In Rainbow Orbit one of Yuen’s many excursions to outer space, a black Saturn drifts in the orbit of stunted planetary twins. The background to all being a ‘space’ of smeared local incident where the mission of any kind of science is derailed by the painter’s pleasure at his task. And then one of those decapitated moments surprises, as an upside down head (Major Tom perhaps), glides in from the painting’s south.

Science and its fictional consorts are throughout the work a lovingly hand-painted affair. And while the apparance of the means besots the viewer an alarming and probably post-apocalyptic atmosphere invades the scene. Green snow recurs, speckling from one painting to the next. Tear-sheets of scientific images applied directly to the canvas give showers of bombs. Planetary orbits tack wildly out of whack. There is a thickening and thinning of human and social frailty as Yuen’s feigned naiveté gobbles up the canvas like a quietly angry Pac-man. Science, it seems, is politics is culture is military-industry. Where at, we have Yuen, as diarist of Capital’s collapse (or victory, not sure which yet) sending us Fat Man with a bomb-engorged central figure facing off against a couple walking straight out of a Fragonard doodle toward their day job in the factory. (Phew!)

With Natural Enhancement North and South reverse via de-limbing of humans and faux limbs for faux trees. In this way anatomy lessons become unlearned and bodies are undone. The painted rectangle cannot quite hold the organization of the body provoking, perhaps, a dire proprioceptive crisis for the viewer. Legs lost, heads adrift, eyes and ears as weirdly colored implants, Yuen’s population of dysmorphic bodies abrades the reassuring destination of science.

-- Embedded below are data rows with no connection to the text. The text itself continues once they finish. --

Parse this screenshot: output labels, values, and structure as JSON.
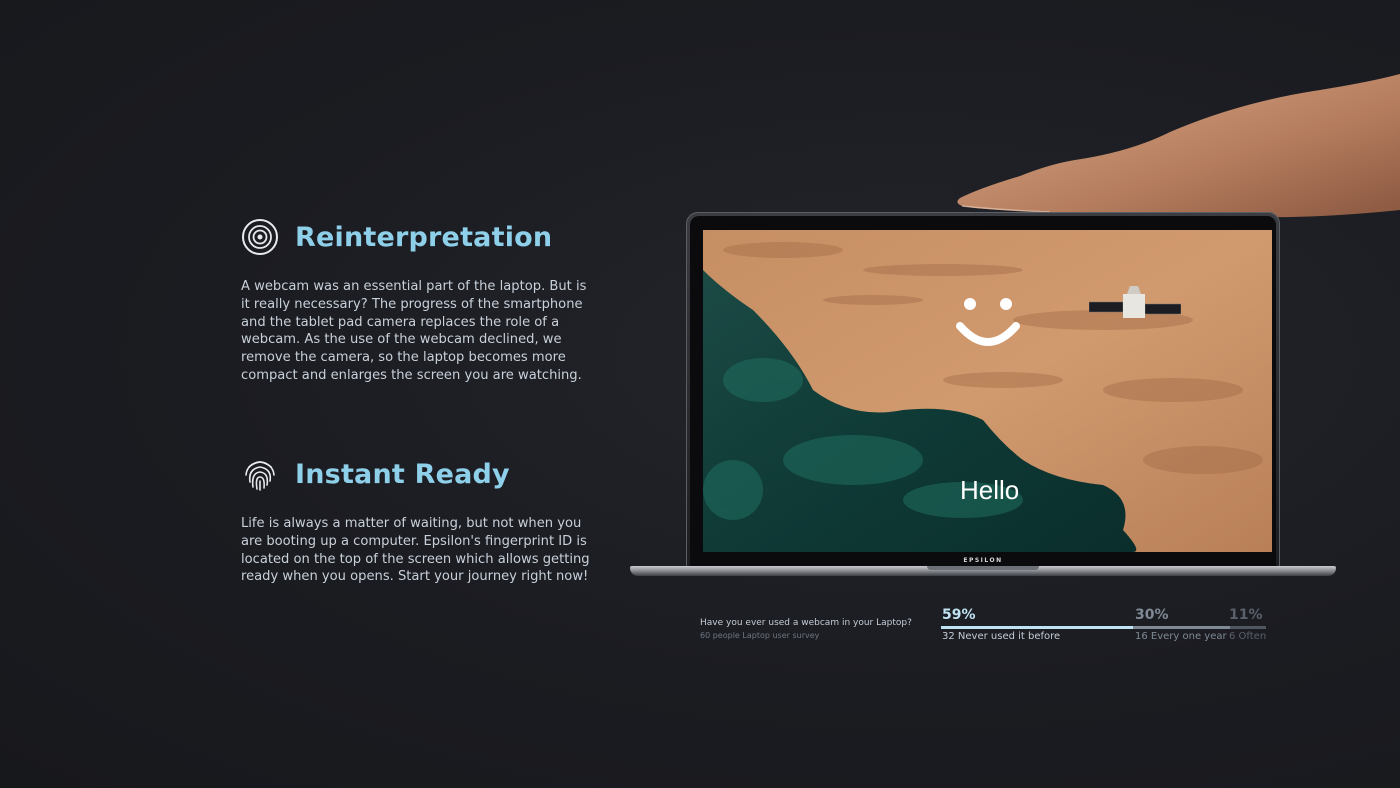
{
  "sections": [
    {
      "icon": "camera-lens-icon",
      "title": "Reinterpretation",
      "body": "A webcam was an essential part of the laptop. But is it really necessary? The progress of the smartphone and the tablet pad camera replaces the role of a webcam. As the use of the webcam declined, we remove the camera, so the laptop becomes more compact and enlarges the screen you are watching."
    },
    {
      "icon": "fingerprint-icon",
      "title": "Instant Ready",
      "body": "Life is always a matter of waiting, but not when you are booting up a computer. Epsilon's fingerprint ID is located on the top of the screen which allows getting ready when you opens. Start your journey right now!"
    }
  ],
  "laptop": {
    "brand": "EPSILON",
    "greeting": "Hello",
    "screen_icons": [
      "smiley-icon",
      "satellite-icon"
    ]
  },
  "survey": {
    "question": "Have you ever used a webcam in your Laptop?",
    "subtitle": "60 people Laptop user survey",
    "results": [
      {
        "percent": "59%",
        "label": "32 Never used it before",
        "share": 0.59,
        "color": "#bfe3f3"
      },
      {
        "percent": "30%",
        "label": "16 Every one year",
        "share": 0.3,
        "color": "#7f8a96"
      },
      {
        "percent": "11%",
        "label": "6 Often",
        "share": 0.11,
        "color": "#4f5761"
      }
    ]
  },
  "colors": {
    "accent": "#8ecfe9",
    "background": "#1b1c21"
  }
}
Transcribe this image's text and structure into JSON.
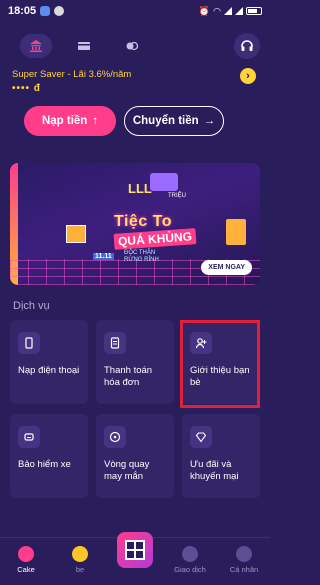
{
  "status_bar": {
    "time": "18:05"
  },
  "account": {
    "product_label": "Super Saver - Lãi 3.6%/năm",
    "balance": "•••• đ"
  },
  "actions": {
    "topup_label": "Nạp tiền",
    "transfer_label": "Chuyển tiền"
  },
  "banner": {
    "badge": "LLL",
    "badge_caption": "TRIỆU",
    "headline": "Tiệc To",
    "subheadline": "QUÁ KHỦNG",
    "tagline_1": "ĐỘC THÂN",
    "tagline_2": "RỪNG RỈNH",
    "date": "11.11",
    "cta": "XEM NGAY"
  },
  "services_title": "Dịch vụ",
  "services": [
    {
      "label": "Nạp điện thoại",
      "icon": "phone-icon"
    },
    {
      "label": "Thanh toán hóa đơn",
      "icon": "bill-icon"
    },
    {
      "label": "Giới thiệu bạn bè",
      "icon": "add-user-icon"
    },
    {
      "label": "Bảo hiểm xe",
      "icon": "car-icon"
    },
    {
      "label": "Vòng quay may mắn",
      "icon": "wheel-icon"
    },
    {
      "label": "Ưu đãi và khuyến mại",
      "icon": "diamond-icon"
    }
  ],
  "bottom_nav": {
    "cake": "Cake",
    "be": "be",
    "transactions": "Giao dịch",
    "profile": "Cá nhân"
  },
  "colors": {
    "background": "#2a1d5c",
    "accent_pink": "#ff3d8b",
    "accent_yellow": "#ffd43b",
    "highlight_red": "#e1213a"
  }
}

As luck would have it, not all is science. There is ‘finance’ too.  Green blobs of snow moonlight as the stuff of greenbacks in Making Money, a painting where bankers, in lieu of losing their shirts –that was the rest of us– have lost their pants. Not exactly decapitated, not exactly in crisis over what they did, the bankers stand, underpants at the ready, circling the wagons knowing that their life world will survive. After all losing your pants is one thing, losing your head another.